During intermission one night, my wife called me. She was frantic. Our ten-year-old son, Chris, had run away and she couldn’t find him. She thought he had been kidnapped. I was distracted the whole second act; two-thirds of my brain was thinking about something else the whole time I was onstage. I raced home after the show and found police cars in the driveway and cops and bloodhounds searching through the woods behind our backyard.

They found Chris sound asleep under a tree, oblivious to the surrounding panic. It turned out that he’d had an argument with his younger brother, Barry, and my wife had sided with Barry, a decision that Chris thought was unfair. So he decided the hell with such injustice, and he ran into the woods.

From then on, I knew that boy was going to be a handful—and I turned out to be right. But he was always a good kid, and eventually he became a lawyer, a good one, too—the state district attorney in Salem, Oregon, in fact.

In some ways, those sorts of interruptions of the normal routine weren’t unusual. There was one night, for example, when I got caught in a blizzard on my drive into Manhattan and never made it to the theater. I had left home a little later than usual, after having an early dinner with Margie and the kids, and about halfway into the city, my Corvette ran into an enormous snowdrift. It was snowing hard, almost whiteout conditions, and the highway was no longer navigable.

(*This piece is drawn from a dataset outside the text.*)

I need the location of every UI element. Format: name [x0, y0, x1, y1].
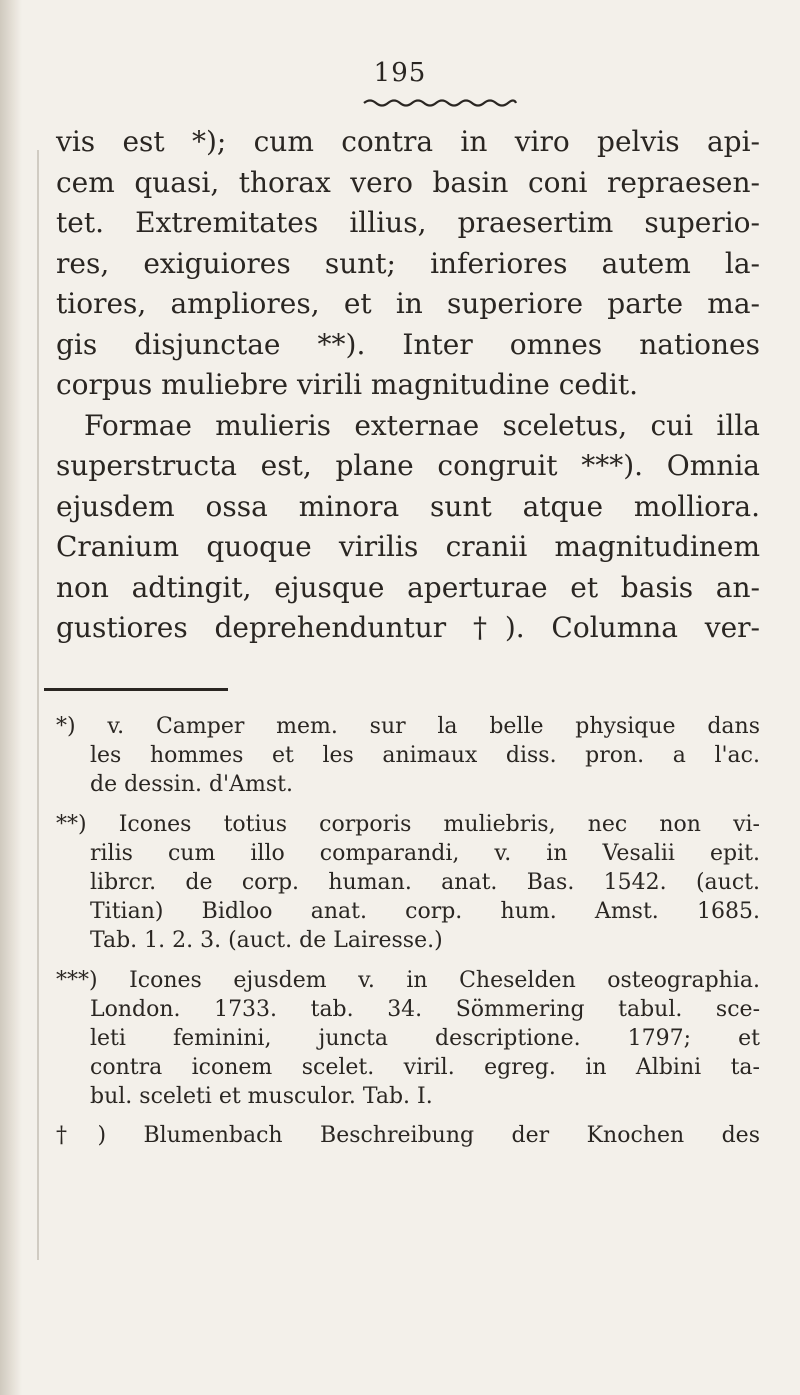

I wasn’t the only one who got stuck, either. There were a few of us, and we got out of our cars, nodded and said hi, and started walking. I wasn’t that bundled up, and along with a couple of others, we thought we might freeze to death in the biting wind and snow.

We came to a restaurant, though, one of those diners right off the highway, and went inside. A bunch of other people had also taken shelter there. Making the show became moot. I spent the night in a booth, drinking coffee, talking, and waiting for the storm to let up.

The next morning, I caught a ride back home on a snowplow. The snow didn’t stop for days, and then it took a couple more before it began to melt. When I finally went back to get my Corvette, I found it in two pieces. A snowplow had come along and blindly cut it in half.

During one show, I looked out and recognized Fred Astaire out front, in the house seats. He was one of my idols. Imagine trying to dance in front of Fred Astaire. I had a long moment when I thought my so-called India-rubber legs might not only freeze mid-dance, but actually walk offstage on their own accord and refuse to go back on.

Another night we were told Cary Grant was in the house. I couldn’t see him during the performance, but afterward I was in my dressing room and there was a knock on the door. I opened it up, and there was Cary Grant. When I saw him, I prayed my eyes didn’t betray my surprise. Before I could think of what to say to him, he pushed me aside and started going through my closet. I wore my own suits in the show, some of which were tailored and quite handsome, and my assistant, Frank, had hung them neatly.

“These are very nice,” he said.

“Thank you,” I said. “Actually, I was given the After Six Award as the best-dressed on Broadway.”

“Well done, young man,” he said.

Years later, Cary asked me to do a movie with him, one of those Doris Day–type romantic comedies, and I declined. I don’t know what the hell was the matter with me. I could have worked with Cary Grant. Thank goodness I had better sense when Carl Reiner came to the show and offered me the role that changed my life.